Ramallah:
The Palestinian Authority (PA) will present the UN Security
Council (UNSC) with a draft of a resolution declaring statehood in
the coming days, a senior Palestinian official said on Wednesday.
Saeb Erekat, the chief Palestinian negotiator, said in a press
statement that the resolution is scheduled to be filed when Bosnia
takes the UNSC’s presidency in January.
Erekat added that the Palestinian leadership is “waiting for
Bosnia to take the presidency of the Security Council.”
The Palestinian negotiator expressed
his hope that the US would not veto the move.
He added that Australia, Japan, Korea and New Zealand would
recognize the Palestinian state on the 1967 borders.
Erekat said that Palestinian President Mahmoud Abbas will leave
for Brazil on Wednesday to lay the cornerstone of the Palestinian
Embassy there on Jan. 1. Brazil recognized the Palestinian state
on the 1967 borders in early December.
According to Erekat “the Israeli government is witnessing an
international isolation that it hasn’t witnessed before.”

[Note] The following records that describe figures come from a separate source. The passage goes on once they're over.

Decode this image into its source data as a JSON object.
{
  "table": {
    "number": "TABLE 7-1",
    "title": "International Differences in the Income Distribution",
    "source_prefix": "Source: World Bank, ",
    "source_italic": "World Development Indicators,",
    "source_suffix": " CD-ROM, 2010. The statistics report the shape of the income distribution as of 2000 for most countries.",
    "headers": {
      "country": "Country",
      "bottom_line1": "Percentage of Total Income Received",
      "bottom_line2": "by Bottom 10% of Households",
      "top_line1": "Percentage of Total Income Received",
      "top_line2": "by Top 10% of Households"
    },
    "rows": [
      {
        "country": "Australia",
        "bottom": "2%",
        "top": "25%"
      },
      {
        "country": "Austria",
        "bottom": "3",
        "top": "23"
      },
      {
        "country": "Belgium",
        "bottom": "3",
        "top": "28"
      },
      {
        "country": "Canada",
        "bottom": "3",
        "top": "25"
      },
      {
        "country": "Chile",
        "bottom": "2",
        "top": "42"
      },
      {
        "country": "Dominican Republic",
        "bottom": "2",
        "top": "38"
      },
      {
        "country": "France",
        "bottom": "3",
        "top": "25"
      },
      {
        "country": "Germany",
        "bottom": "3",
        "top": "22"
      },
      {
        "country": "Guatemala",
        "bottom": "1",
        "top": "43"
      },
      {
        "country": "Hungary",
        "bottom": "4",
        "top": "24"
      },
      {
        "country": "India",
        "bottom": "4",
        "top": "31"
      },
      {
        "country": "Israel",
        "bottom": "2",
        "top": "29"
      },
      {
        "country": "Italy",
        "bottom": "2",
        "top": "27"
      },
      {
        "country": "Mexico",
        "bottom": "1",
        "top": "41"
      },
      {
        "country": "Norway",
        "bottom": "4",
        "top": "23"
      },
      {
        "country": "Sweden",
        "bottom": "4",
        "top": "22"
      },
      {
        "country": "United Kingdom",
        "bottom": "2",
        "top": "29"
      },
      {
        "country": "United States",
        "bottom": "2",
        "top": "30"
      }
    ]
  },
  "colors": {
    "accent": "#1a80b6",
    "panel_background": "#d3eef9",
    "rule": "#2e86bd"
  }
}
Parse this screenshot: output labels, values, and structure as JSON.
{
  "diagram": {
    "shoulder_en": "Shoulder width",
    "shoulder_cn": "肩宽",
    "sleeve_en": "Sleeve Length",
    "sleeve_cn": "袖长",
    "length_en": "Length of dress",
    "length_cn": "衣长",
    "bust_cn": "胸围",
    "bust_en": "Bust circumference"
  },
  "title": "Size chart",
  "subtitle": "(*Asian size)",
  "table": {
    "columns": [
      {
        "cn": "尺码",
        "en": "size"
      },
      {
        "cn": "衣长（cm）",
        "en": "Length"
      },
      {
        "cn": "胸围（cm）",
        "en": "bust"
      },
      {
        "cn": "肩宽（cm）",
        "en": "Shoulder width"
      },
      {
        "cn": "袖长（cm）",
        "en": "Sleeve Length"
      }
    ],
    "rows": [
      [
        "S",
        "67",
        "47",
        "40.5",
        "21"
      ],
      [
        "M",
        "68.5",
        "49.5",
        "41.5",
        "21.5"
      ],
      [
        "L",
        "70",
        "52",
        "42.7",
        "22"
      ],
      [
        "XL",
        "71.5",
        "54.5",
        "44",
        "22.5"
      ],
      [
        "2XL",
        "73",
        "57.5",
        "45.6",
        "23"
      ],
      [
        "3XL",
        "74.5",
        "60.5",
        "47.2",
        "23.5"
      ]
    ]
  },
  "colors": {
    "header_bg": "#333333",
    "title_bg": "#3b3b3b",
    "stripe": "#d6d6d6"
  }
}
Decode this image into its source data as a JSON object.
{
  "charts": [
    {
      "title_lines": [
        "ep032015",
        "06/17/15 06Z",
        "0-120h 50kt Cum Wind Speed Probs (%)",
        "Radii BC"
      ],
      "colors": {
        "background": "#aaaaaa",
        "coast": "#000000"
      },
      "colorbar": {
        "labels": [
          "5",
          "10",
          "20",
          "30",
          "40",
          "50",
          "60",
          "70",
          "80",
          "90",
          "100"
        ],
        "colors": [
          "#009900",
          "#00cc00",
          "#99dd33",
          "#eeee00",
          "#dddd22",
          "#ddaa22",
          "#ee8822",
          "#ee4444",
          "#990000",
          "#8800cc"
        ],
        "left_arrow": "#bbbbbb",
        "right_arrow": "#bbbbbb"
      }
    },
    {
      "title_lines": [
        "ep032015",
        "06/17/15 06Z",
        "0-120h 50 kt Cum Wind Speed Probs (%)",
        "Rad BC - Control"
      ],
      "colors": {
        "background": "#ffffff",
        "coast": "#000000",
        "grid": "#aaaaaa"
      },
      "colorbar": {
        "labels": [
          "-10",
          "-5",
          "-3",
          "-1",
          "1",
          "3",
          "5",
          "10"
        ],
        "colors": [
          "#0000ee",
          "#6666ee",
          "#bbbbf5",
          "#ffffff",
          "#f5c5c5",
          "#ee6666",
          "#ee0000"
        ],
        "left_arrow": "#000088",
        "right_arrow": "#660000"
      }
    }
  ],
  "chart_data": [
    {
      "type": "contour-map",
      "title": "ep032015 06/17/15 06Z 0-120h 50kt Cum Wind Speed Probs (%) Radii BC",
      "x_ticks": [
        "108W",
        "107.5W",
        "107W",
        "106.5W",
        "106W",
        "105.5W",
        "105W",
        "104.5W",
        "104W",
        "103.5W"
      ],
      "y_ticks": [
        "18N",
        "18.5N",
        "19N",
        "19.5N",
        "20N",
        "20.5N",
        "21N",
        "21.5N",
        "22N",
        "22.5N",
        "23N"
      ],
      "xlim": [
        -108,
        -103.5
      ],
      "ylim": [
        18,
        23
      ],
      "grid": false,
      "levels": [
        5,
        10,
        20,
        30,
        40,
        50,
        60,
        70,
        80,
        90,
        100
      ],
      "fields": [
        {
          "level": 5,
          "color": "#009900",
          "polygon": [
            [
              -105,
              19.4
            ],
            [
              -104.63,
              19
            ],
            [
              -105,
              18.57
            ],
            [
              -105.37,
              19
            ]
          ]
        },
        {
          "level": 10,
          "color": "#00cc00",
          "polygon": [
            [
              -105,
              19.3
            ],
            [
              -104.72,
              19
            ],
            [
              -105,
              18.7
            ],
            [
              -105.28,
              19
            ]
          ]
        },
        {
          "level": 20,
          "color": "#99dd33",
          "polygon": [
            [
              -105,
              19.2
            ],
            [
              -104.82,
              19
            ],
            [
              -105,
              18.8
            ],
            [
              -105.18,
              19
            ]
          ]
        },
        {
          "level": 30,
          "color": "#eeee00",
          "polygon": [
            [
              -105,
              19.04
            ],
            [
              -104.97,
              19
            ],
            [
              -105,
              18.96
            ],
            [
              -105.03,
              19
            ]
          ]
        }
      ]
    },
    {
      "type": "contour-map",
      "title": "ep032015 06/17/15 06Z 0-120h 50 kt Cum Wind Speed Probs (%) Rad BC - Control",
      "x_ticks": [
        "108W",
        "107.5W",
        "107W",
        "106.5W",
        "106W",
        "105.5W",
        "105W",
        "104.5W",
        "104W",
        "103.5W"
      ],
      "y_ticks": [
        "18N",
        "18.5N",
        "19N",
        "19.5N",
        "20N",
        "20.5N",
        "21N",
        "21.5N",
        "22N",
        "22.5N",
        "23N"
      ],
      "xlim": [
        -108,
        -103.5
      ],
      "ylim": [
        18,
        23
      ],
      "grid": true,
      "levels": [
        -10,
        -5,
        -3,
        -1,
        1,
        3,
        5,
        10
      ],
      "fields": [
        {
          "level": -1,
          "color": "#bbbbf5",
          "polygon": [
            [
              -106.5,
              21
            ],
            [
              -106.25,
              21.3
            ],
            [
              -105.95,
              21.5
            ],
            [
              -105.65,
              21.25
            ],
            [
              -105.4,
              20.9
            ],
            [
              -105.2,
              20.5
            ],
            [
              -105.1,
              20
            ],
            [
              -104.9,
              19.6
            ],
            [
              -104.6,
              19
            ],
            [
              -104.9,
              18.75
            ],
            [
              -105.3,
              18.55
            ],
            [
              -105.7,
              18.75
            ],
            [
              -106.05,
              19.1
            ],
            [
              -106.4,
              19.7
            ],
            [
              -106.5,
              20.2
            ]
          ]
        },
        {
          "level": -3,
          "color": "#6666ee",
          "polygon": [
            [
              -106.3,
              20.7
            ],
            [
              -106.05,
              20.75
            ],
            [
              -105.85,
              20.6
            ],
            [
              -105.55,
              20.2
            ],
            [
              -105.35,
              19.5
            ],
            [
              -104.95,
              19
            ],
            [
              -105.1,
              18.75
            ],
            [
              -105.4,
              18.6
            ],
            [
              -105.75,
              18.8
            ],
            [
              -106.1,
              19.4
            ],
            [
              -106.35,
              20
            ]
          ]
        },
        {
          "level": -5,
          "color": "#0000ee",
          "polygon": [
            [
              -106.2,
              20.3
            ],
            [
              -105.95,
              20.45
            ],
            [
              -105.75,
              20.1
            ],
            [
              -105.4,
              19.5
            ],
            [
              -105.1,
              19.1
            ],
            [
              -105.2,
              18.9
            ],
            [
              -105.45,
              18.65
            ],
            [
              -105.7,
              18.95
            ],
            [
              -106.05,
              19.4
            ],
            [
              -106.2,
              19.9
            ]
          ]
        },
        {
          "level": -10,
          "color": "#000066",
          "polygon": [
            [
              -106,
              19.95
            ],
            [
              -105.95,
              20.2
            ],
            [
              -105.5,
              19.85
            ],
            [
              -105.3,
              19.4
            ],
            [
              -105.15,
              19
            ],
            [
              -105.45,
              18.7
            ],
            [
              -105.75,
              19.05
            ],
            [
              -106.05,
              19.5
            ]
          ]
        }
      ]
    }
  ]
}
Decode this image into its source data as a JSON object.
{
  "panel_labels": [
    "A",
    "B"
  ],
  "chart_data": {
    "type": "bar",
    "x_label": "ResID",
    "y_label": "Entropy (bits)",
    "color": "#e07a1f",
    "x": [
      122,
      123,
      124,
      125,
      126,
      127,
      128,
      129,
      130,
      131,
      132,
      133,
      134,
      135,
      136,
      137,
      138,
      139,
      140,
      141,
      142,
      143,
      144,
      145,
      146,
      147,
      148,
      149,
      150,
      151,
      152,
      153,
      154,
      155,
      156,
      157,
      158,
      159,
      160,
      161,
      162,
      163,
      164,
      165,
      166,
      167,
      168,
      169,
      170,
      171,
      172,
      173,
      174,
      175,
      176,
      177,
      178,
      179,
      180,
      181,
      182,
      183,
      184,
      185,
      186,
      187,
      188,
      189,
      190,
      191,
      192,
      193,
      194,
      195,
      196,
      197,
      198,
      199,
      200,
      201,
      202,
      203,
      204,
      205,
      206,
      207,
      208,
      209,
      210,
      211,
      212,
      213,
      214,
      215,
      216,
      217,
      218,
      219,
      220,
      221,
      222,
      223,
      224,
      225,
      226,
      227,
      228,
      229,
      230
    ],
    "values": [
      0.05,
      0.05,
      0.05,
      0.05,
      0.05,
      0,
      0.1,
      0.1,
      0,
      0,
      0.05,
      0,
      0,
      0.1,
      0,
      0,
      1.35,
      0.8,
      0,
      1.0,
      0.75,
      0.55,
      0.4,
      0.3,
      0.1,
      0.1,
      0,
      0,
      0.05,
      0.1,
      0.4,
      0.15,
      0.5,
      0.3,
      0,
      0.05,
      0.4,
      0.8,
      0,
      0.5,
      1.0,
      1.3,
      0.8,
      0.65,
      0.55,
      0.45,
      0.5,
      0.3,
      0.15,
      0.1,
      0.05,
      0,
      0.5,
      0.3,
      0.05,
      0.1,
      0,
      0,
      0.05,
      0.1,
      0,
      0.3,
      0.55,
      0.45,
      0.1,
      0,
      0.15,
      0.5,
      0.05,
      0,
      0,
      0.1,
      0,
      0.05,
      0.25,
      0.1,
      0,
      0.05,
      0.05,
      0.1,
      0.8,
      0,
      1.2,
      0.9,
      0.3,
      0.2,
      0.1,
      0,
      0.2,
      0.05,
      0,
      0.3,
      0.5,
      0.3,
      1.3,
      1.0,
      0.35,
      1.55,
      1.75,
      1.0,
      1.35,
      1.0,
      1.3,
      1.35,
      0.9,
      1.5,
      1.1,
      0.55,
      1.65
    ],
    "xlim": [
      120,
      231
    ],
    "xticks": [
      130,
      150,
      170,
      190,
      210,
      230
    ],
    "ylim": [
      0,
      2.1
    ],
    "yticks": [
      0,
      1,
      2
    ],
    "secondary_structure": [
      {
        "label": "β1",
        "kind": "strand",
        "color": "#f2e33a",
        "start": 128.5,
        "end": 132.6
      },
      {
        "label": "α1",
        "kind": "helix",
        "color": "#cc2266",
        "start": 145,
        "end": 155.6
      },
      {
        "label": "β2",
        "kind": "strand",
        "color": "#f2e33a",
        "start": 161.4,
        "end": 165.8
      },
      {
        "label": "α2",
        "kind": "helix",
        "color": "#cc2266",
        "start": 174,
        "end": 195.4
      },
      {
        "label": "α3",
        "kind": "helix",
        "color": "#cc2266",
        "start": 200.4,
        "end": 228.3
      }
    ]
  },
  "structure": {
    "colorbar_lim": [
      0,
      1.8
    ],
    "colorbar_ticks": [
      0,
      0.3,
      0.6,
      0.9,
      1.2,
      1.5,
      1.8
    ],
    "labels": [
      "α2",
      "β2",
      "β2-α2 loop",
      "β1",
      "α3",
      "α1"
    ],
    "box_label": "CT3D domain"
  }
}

According to other reports the Palestinians will submit a proposal
calling for a Security Council resolution to halt Israeli
settlement expansion in the occupied West Bank.
Meanwhile, Prime Minister Salam Fayyad said on Wednesday that
Palestinians expect wider recognition of their statehood in the
coming year and it will mean more than the mere “Facebook state”
predicted by an Israeli minister.
Fayyad said recognition by many countries would “enshrine” the
Palestinians’ right to a state in all of the West Bank and Gaza
Strip, which Israel captured along with East Jerusalem in a 1967
war.
Seventeen years of peace efforts had failed to deliver this
promise, he told reporters.
The current Israeli coalition’s stated
commitment to a two-state solution could not be relied on “given
the erosion that has taken place," he said.
Brazil, Argentina, Bolivia and Ecuador announced recognition of
Palestinian statehood in the past month. Chile, Mexico, Peru and
Nicaragua are reported to be weighing the same move.
However, the Israeli Deputy Prime Minister Moshe Ya’alon said that
the US and Europe are straying from the idea of unilaterally
establishing a Palestinian state.
The European Union has staved off Palestinian pressure in favor of
waiting until an “appropriate” time, while the US House of
Representatives passed a resolution this month saying only peace
talks could set such a process in motion.